Andrew H. Shapiro, Managing Director, Biggins Lacy Shapiro & Company (Spring 2011)
Which Cities Should You Consider?
Corporate headquarters have historically congregated in large, tier-one metros such as New York, Chicago, and Los Angeles, or in traditional business centers like Cleveland or Pittsburgh. Yet one of the most striking location dynamics of the last 20 years has been the shift of corporate headquarters to new metros (especially the Sunbelt cities of Atlanta and Dallas) as they close the business infrastructure gap with traditional headquarters locations. All of these areas typically have superior air access, full business support services, strong managerial and executive labor markets, a modern communications infrastructure, and the quality of life assets that executives typically demand.
Second-tier metropolitan areas, including regional market centers such as Charlotte, Phoenix, and Denver, are becoming more popular, particularly at the divisional level. These cities often feature clusters of locally-grown and dominant companies (although Charlotte's big banks now have a national presence), and they have become regional magnets for talent, making them a good fit for some types of corporate or divisional headquarters.

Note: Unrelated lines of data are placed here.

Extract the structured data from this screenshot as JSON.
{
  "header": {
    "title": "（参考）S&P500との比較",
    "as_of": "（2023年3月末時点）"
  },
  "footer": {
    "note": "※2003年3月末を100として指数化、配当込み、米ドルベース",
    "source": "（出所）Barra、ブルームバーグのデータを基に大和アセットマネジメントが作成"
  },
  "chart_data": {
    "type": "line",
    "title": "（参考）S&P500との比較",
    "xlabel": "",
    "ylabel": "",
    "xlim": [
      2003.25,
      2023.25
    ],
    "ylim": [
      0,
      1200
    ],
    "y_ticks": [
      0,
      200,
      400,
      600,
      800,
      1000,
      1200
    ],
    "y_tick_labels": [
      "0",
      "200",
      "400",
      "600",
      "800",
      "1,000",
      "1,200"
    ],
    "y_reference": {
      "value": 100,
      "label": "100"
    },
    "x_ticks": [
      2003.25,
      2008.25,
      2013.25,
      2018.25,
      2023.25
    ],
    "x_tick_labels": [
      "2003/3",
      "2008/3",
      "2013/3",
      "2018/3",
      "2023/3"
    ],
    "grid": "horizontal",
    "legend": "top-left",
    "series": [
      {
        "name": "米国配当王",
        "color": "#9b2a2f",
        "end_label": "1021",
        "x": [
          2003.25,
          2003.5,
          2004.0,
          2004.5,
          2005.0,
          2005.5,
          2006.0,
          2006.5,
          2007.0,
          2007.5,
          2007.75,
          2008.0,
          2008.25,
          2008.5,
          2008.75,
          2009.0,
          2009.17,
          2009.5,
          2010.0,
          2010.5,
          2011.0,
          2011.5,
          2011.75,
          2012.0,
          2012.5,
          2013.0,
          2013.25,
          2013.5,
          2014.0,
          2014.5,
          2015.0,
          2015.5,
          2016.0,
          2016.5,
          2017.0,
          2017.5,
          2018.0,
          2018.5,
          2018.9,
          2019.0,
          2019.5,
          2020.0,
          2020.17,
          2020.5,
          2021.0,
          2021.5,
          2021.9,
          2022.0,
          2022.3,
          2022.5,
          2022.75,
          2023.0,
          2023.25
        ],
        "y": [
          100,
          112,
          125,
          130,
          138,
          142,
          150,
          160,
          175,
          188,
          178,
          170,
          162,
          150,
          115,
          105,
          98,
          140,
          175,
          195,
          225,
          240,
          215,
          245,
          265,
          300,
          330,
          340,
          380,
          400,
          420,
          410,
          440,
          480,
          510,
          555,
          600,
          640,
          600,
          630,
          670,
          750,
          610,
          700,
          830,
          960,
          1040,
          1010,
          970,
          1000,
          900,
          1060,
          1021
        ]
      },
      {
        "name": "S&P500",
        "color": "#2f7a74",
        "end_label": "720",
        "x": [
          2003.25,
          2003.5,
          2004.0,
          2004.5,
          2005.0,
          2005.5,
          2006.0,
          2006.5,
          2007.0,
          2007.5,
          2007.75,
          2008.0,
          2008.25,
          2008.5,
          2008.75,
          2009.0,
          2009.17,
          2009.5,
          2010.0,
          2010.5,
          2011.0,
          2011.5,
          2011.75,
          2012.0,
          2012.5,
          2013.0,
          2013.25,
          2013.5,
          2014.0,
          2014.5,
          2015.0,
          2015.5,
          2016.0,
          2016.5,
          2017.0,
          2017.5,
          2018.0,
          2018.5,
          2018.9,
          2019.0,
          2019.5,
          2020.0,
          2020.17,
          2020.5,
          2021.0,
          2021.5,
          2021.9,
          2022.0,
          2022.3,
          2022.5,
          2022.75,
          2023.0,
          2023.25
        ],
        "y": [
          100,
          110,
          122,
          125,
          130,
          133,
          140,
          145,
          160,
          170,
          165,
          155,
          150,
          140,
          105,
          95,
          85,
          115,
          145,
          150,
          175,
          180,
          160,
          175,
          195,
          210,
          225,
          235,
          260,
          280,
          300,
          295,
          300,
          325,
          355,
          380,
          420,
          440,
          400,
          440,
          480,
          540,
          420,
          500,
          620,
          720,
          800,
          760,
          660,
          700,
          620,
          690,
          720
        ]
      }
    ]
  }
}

Some third-tier communities offer specific performance factors that create niche environments for particular headquarters. These include cities such as Austin and Raleigh - university communities, R&D centers, and state capitols that feature an attractive quality of life and revolve around a relatively narrow economic cluster (life sciences in Raleigh and software and technology in Austin).
Location Evaluation and Selection
With all of these choices, how does a company find its optimal headquarters location? The classic decision-making model translates a company's objectives into quantifiable headquarters location criteria that compare alternate destinations with the ultimate goal of selecting the most balanced location. Assuming that headquarters relocation will improve performance, the location screening should focus on quantifiable, geographically-variable performance factors - not necessarily cost metrics - unless locating a divisional or regional headquarters. These factors can be grouped based on overall project objectives and might look like this:
Measures of Access and Connectivity
The best proxies for connectivity are usually airport status and flight offerings, including
• Proximity to a major hub airport
• Number of non-stop flights to key destinations
• Ability to perform one-day "turnaround"
Global headquarters can almost never afford to be far from a major hub. The number of available non-stop flights usually correlates with hub status, according to the Federal Aviation Administration (FAA).